Wednesday, November 21, 2007

Making sausages

Otto von Bismarck is reported to have once said that laws are like sausages - it is better not to see them being made. I think this should be borne in mind when reading the Herald's latest hatchet-job on the Electoral Finance Bill. According to the Herald, officials were given only two days to draft amendments restricting anonymous donations, and the Ministry of Justice only three days to analyse them. But this is the normal process. Select committees meet weekly, and it is not at all unusual for them to agree on the broad direction of amendments at one meeting, and want to have a concrete draft with advice ready for the next. This imposes a tight deadline on officials, who must scramble to draft the relevant clauses and assess their overall impact, but that is ultimately what we pay them for.
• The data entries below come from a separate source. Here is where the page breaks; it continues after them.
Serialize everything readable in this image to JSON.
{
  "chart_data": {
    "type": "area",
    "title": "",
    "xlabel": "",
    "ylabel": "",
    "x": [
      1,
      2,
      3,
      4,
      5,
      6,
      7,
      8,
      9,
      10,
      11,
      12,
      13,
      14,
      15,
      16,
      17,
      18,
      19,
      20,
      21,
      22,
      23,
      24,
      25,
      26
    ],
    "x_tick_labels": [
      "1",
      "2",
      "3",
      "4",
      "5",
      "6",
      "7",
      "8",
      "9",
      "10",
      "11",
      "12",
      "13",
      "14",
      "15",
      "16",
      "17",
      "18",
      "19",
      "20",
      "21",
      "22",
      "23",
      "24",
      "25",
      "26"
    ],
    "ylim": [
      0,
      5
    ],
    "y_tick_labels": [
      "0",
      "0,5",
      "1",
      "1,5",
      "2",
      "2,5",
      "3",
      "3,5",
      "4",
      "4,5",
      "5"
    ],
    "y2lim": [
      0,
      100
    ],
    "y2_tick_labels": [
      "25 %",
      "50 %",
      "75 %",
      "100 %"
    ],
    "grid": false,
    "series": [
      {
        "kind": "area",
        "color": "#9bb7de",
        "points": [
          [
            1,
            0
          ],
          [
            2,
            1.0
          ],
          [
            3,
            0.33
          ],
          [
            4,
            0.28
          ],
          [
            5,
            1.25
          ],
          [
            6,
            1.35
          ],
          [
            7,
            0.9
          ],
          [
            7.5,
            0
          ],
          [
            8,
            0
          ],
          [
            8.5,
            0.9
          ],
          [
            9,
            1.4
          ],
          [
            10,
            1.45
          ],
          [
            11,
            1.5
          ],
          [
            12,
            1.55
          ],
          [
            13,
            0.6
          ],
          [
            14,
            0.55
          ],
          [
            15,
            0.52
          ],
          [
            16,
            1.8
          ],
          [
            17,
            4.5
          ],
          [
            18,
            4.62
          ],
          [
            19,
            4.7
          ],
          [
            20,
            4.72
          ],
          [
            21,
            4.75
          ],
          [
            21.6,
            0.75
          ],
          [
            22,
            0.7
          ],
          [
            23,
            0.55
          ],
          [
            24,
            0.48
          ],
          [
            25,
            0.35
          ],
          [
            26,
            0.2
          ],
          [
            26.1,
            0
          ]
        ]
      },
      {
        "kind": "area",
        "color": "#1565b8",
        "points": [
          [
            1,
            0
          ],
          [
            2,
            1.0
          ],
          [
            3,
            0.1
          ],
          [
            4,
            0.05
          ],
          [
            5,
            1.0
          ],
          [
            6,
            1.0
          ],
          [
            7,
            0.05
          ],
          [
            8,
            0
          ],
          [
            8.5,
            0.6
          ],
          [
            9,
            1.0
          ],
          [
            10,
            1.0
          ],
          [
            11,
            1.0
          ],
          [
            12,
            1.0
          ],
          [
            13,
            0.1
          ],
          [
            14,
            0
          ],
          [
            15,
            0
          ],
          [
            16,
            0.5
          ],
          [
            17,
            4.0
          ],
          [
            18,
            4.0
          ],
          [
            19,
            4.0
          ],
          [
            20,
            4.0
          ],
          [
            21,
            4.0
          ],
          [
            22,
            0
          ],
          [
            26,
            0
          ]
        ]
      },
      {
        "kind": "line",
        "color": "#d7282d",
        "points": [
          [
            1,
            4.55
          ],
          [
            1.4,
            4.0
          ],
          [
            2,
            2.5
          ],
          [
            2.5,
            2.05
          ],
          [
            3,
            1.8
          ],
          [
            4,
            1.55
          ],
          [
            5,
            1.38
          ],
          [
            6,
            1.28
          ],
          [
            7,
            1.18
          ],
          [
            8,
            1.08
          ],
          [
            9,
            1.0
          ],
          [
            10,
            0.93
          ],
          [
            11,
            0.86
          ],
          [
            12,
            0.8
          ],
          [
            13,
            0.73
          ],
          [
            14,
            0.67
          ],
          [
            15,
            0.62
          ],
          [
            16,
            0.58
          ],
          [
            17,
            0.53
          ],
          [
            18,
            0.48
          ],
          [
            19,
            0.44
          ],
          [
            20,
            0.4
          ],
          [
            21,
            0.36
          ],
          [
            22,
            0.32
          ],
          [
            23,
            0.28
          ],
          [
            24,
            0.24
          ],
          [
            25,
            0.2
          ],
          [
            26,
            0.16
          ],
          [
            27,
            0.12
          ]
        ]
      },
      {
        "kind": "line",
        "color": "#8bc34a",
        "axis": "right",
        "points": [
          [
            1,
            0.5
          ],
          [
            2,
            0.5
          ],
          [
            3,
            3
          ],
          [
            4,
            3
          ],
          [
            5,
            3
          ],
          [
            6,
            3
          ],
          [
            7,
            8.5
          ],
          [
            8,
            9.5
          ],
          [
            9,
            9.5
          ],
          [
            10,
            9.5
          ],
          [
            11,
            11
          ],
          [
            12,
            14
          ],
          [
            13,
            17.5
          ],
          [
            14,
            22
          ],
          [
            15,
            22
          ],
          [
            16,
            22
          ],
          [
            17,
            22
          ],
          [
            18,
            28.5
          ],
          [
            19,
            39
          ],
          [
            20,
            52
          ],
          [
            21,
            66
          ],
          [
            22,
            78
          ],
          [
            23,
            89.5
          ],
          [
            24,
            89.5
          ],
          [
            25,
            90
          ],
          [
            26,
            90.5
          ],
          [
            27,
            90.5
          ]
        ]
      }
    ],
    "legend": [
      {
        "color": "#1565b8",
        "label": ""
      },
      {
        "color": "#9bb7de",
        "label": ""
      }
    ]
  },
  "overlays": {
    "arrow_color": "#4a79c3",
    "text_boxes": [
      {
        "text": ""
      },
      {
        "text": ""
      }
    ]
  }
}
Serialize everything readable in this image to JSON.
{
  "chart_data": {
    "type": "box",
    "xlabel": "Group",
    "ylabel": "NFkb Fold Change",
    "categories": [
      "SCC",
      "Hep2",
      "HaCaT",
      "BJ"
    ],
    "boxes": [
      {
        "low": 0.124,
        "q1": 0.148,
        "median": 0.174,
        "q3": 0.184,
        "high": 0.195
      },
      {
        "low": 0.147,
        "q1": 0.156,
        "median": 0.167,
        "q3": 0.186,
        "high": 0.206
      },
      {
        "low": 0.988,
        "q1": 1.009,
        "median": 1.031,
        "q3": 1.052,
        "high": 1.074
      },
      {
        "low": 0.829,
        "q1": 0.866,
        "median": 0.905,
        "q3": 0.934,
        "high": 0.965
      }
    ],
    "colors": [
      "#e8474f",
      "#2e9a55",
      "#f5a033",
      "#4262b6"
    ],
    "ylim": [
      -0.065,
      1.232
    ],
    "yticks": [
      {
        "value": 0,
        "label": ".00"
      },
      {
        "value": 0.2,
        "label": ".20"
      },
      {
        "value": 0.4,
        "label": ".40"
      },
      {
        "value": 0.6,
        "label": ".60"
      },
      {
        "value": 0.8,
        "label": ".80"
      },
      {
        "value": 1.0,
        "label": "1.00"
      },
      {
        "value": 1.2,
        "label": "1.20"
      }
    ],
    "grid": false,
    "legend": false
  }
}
As for the Herald's other complaint, that officials "were specifically told not to consider any other options to cover anonymous donations", of course they weren't. In case the Herald has forgotten, it is Parliament which makes the law, not officials. At this stage of the legislative process, the latter's job is simply to do what the select committee tells them; they may brief on options if the select committee says "we have a problem, what can we do to fix it?", but where the committee already has a direction in mind, it is the role of officials to implement it.

The Herald knows all this (or at least, they do if their political reporter knows her job, which I see no reason to doubt). But they've decided to ignore it in order to whip up outrage over a bill which will adversely impact their bottom line. And I don't think this sort of misleading reporting does the public any good at all.

(More interesting is the Electoral Commission's advice on the spending limit for third parties. I'm not sure what the appropriate level is here, though $60,000 was obviously far too low. But while the ability for interested groups to make their voice heard is obviously an important factor, so too is the fact that our elections are supposed to primarily be contests between the political parties. They are the people we are deciding between and who will ultimately be held accountable for their policies, and so we need to ensure that their message is heard rather than being drowned by people who have nothing at stake and will never face the judgement of the electorate for the policies they are advocating. While $250,000 is only 10% rather than 5% of the total party spending limit, it's getting to be an appreciable fraction of the total campaign expenses of some of our smaller parties. According to their election returns, the Maori party spent $372,000 in 2005, United Future $409,000, and NZ First $771,000, and I think its those parties we need to be thinking about here rather than the major ones. That said, I'm still not sure if Parliament has got the balance right on this question, and I'm looking forward to it being debated in the Committee Stage. There's an opportunity there for a party to make a case for a higher limit and present constructive amendments, but it remains to be seen whether the opposition will take it).